OUI, Monsieur le Président, toutes les études montrent que les familles qui élèvent des enfants, à fortiori quand un seul des deux conjoints est rémunéré, ont un niveau de vie nettement inférieur à celui des autres ménages. Si tel est votre souci, pourquoi ne pas engager une familiarisation de la CSG ? Pourquoi ne pas réformer le système de retraite qui pénalise aujourd’hui toutes les femmes du fait de leur maternité ? Réduire la durée du congé parental ne fera que fragiliser encore les familles nombreuses ou celles dont les enfants nécessitent soins et présence.
NON, Monsieur le Président, le congé parental, ce n’est pas « un gâchis pour la société ». La société est la première bénéficiaire de l’investissement des mères dans les soins et l’éducation de leurs enfants. La valeur économique et sociale de cet apport n’est pas prise en compte, car elle n’a pas de traduction directement monétaire. Par contre la non famille a un coût. Une fois de plus on instrumentalise les femmes : les femmes ont pourtant déjà « voté », puisque le COLCA est un véritable échec. Mais on souhaite augmenter le taux d’emploi des femmes et donc on veut imposer la réduction de la durée du congé parental.
AFFIRMER que « les problèmes de prise en charge des enfants constituent une sorte d’impôt sur la capacité de travail des parents » est faux si cela sert à justifier la réduction de la durée du congé parental : pour 75% des femmes le congé parental est un choix délibéré destiné à mieux profiter de son enfant, à pouvoir lui consacrer du temps.

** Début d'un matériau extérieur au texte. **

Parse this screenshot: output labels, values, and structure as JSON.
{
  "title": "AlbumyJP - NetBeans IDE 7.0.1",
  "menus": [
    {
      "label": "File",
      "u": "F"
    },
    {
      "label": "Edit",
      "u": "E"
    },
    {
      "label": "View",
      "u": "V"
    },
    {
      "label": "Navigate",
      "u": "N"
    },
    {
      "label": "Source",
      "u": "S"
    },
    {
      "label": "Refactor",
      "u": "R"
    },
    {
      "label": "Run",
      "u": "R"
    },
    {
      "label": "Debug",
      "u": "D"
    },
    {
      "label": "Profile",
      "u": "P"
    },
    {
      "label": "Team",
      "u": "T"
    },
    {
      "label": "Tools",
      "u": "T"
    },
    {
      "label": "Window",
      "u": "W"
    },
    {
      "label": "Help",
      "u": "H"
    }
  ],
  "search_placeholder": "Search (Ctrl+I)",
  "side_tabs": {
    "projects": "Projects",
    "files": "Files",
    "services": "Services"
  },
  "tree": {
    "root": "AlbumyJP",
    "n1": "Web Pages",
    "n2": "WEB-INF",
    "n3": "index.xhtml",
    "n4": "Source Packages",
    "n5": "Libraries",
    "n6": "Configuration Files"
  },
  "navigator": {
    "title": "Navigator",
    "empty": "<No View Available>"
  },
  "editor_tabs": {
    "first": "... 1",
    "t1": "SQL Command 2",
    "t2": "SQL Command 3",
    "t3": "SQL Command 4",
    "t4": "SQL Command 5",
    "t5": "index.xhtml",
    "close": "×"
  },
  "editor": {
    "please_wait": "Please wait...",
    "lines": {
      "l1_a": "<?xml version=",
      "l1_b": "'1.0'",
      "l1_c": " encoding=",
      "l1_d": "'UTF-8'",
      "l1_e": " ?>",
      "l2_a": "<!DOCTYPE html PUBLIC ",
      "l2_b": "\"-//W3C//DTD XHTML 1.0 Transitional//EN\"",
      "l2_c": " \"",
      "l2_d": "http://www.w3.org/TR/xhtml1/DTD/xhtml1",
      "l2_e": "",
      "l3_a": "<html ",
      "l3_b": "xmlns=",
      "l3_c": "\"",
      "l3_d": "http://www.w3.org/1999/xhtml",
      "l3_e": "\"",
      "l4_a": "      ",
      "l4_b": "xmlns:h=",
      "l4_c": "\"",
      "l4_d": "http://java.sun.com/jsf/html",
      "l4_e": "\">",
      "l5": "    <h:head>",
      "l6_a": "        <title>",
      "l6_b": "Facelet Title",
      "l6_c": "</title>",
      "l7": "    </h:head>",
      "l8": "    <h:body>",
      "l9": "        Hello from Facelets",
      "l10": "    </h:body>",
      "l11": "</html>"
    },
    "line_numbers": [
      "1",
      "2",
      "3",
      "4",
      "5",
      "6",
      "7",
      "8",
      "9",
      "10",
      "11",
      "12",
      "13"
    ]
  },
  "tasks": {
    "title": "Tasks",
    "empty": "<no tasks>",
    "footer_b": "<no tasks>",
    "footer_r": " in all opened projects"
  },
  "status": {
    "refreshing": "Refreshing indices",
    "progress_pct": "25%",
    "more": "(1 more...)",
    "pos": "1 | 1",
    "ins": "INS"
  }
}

La mère est la première source de sécurité et d’attachement pour le jeune enfant. Trois ans pour son enfant, Monsieur le Président, est-ce de trop ?

LA REALITE, Monsieur le Président, c’est que le congé parental est plébiscité par les mères. Aujourd’hui le congé parental n’est imposé à personne, c’est une liberté offerte aux femmes à l’issue de leur congé maternité.
Pourquoi parler de libre choix et vouloir réduire la durée de ce congé ?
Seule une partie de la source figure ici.